Sectors Subject to Security Review

Sectors subject to national security review are classified into two categories:

(i) military-related sectors, which cover not only military related sectors and sectors concerning national defense, but also investment in the surrounding areas of military related sectors from a geographical point of view; and

(ii) the following key sectors with actual control of the invested company: agricultural, energy, equipment manufacturing, infrastructure, transportation, cultural, information technology and internet, financial, technologies and other important sectors concerning national security. What is considered “key” remains undefined in the Measures, leaving the authority discretion to identify any sector or capture any company from time to time.

The concept of “actual control” that is used in the Measures is consistent with other Chinese rules with regard to foreign investment security review currently in place.

A foreign investor holding more than 50% equity interests of, or having a significant impact on board or shareholding meeting of, or being able to exert a substantive impact on the business decision, personnel, finance, technology, etc. of, the invested company, can be deemed as having actual control of the invested company.

 

Procedures of Security Review

A new governmental department named “work office” is set up and jointly headed by NDRC and MOFCOM at the central level, to be responsible for national security review of foreign investment.

For a foreign company to invest in China, it may consult with the work office on relevant issues before submitting the security review application, such as whether a contemplated transaction will be subject to national security review.

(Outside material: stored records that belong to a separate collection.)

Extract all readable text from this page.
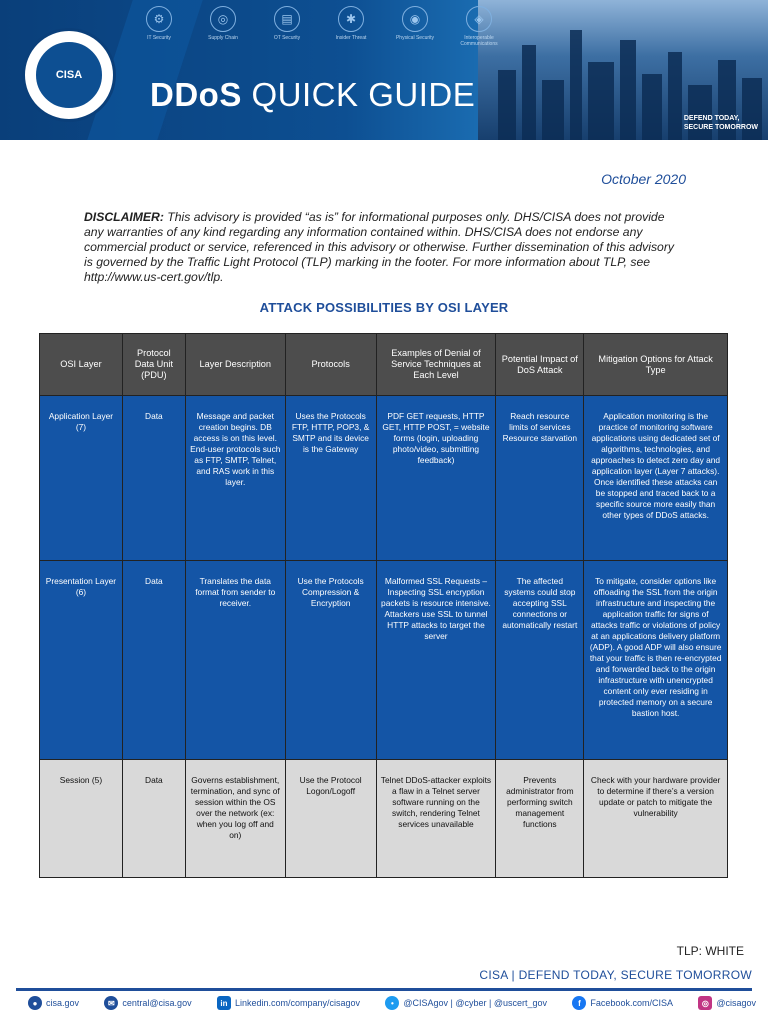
⚙
IT Security
◎
Supply Chain
▤
OT Security
✱
Insider Threat
◉
Physical Security
◈
Interoperable Communications
CISA
DDoS QUICK GUIDE
DEFEND TODAY,
SECURE TOMORROW
October 2020
DISCLAIMER: This advisory is provided “as is” for informational purposes only. DHS/CISA does not provide any warranties of any kind regarding any information contained within. DHS/CISA does not endorse any commercial product or service, referenced in this advisory or otherwise. Further dissemination of this advisory is governed by the Traffic Light Protocol (TLP) marking in the footer. For more information about TLP, see http://www.us-cert.gov/tlp.
ATTACK POSSIBILITIES BY OSI LAYER
OSI Layer	Protocol Data Unit (PDU)	Layer Description	Protocols	Examples of Denial of Service Techniques at Each Level	Potential Impact of DoS Attack	Mitigation Options for Attack Type
Application Layer (7)	Data	Message and packet creation begins. DB access is on this level. End-user protocols such as FTP, SMTP, Telnet, and RAS work in this layer.	Uses the Protocols FTP, HTTP, POP3, & SMTP and its device is the Gateway	PDF GET requests, HTTP GET, HTTP POST, = website forms (login, uploading photo/video, submitting feedback)	Reach resource limits of services Resource starvation	Application monitoring is the practice of monitoring software applications using dedicated set of algorithms, technologies, and approaches to detect zero day and application layer (Layer 7 attacks). Once identified these attacks can be stopped and traced back to a specific source more easily than other types of DDoS attacks.
Presentation Layer (6)	Data	Translates the data format from sender to receiver.	Use the Protocols Compression & Encryption	Malformed SSL Requests – Inspecting SSL encryption packets is resource intensive. Attackers use SSL to tunnel HTTP attacks to target the server	The affected systems could stop accepting SSL connections or automatically restart	To mitigate, consider options like offloading the SSL from the origin infrastructure and inspecting the application traffic for signs of attacks traffic or violations of policy at an applications delivery platform (ADP). A good ADP will also ensure that your traffic is then re-encrypted and forwarded back to the origin infrastructure with unencrypted content only ever residing in protected memory on a secure bastion host.
Session (5)	Data	Governs establishment, termination, and sync of session within the OS over the network (ex: when you log off and on)	Use the Protocol Logon/Logoff	Telnet DDoS-attacker exploits a flaw in a Telnet server software running on the switch, rendering Telnet services unavailable	Prevents administrator from performing switch management functions	Check with your hardware provider to determine if there’s a version update or patch to mitigate the vulnerability
TLP: WHITE
CISA | DEFEND TODAY, SECURE TOMORROW
● cisa.gov	✉ central@cisa.gov	in Linkedin.com/company/cisagov	•	@CISAgov | @cyber | @uscert_gov	f	Facebook.com/CISA	◎ @cisagov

In such case, the parties could avoid submitting an application for a transaction not subject to security review in order to save needless time and speed up the transaction.

Once an application is submitted, it may go through three staged-steps: (i) preliminary review: the work office will decide whether security review is applicable within 15 business days; (ii) general review: the work office will decide whether to grant a clearance to the transaction or initiate a special review procedure, within 30 working days; and (iii) special review (if initiated): the work office will make final decision on the transaction within 60 days which may be extended under special circumstances without limit.

The decision can be denial, clearance, or conditional clearance. In a nutshell, the review procedure may take from 3 weeks to 5 months or even longer, upon receipt of all the necessary application documents by the work office.

Before the clearance from the work office is granted, the parties are not allowed to close the transaction.

 

Implications

China has had its national security review system for around 10 years, but so far the system has been rarely used in practice.

However, considering the current international political and economic pattern, especially the trade war between China and US, it is likely that China will expect to take a more active approach in adopting national security review as one of its measures to monitor and regulate foreign direct and indirect investments into China.

Foreign companies need to carefully assess whether a proposed transaction or establishment in China may trigger the security review as well as the potential impact on the transaction (such as timing issue, condition precedent, etc.).

More importantly, foreign investors invested or with willingness to invest into key or sensitive sectors are recommended to consult with the work office before taking a further movement to either submit security review application or close transaction without clearance.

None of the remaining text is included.